Last Tango In Paris, which starred Marlon Brando and is now considered a landmark achievement in cinema history, was lambasted at the time for its graphic sexuality. Brando and Bertolucci came under fire after co-star Maria Schneider, who was only 19 at the time, revealed that she had not been told of some of the film’s more shocking moments before the scenes were played and that her honest reactions in those scenes were from what amounted to sexual assault rather than brilliant acting, according to The New Yorker. It was a trick used by many directors before and since, but Bertolucci’s judgment in this case was called into question. Schneider lapsed into suicidal drug addiction shortly after the film and suffered a nervous breakdown.
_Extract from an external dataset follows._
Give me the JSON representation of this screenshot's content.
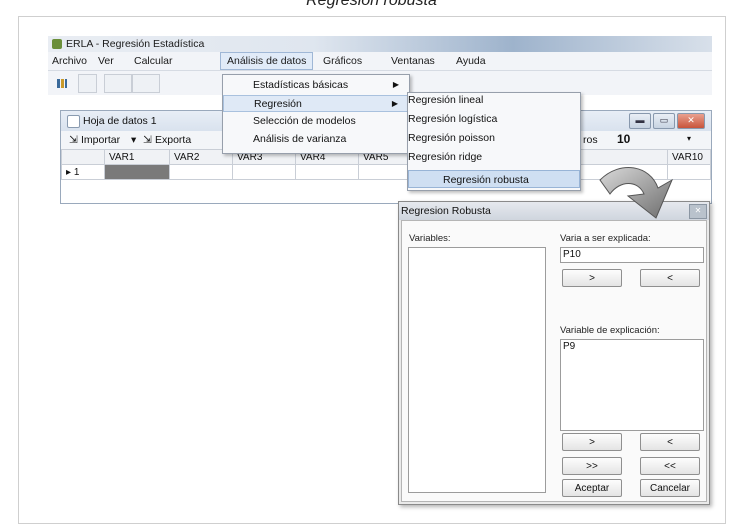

The Italian government went so far as to condemn the film to be destroyed and took harsh measures to punish Bertolucci for his daring transgressions.
Filmmaker Bernardo Bertolucci, one of the giants of Italian cinema and a titan of world cinema, dies at 77.
He enthralled and shocked the world with his films.
— Michael C. Pitt NEWS (@MichaelPittNEWS) November 26, 2018
“I felt prosecuted by censorship,” Bertolucci said about those events. “It was kind of a sign of the times, it was still an Italy where the reaction forces were… much stronger than the progressive forces. The most humiliating thing… I discovered I lost my civil rights for five years. I couldn’t vote. It was one of the worst moments in my relationship with my country.”
Bertolucci would overcome those troubled times to lead one of the all-time greatest Oscar sweeps with the 1987 film The Last Emperor, starring Peter O’Toole and a young Joan Chen. The sprawling epic covering the final days of the last Chinese dynastic empire was renowned for securing permission to shoot on location in China’s Forbidden City. The Last Emperor swept nine Academy Awards, including Best Picture, Best Director, Best Adapted Screenplay, Best Cinematography, Best Art Direction, Best Costume Design, Best Sound, Best Editing, and Best Original Score.
Bertolucci would go on to make a number of art house films including The Sheltering Sky, Little Buddha, Stealing Beauty, and The Dreamers.
Writing of Bertolucci’s work in his book The Director’s Vision, Geoff Andrew writes that Last Tango In Paris “typifies Bertolucci’s work in its focus on the conflict between conformism and rebellion, on destructive, damaged, and even Oedipal relationships and on tensions between past, present, and future. At the same time, the ballroom scene displays his tendency to flamboyant stylistic flourishes.”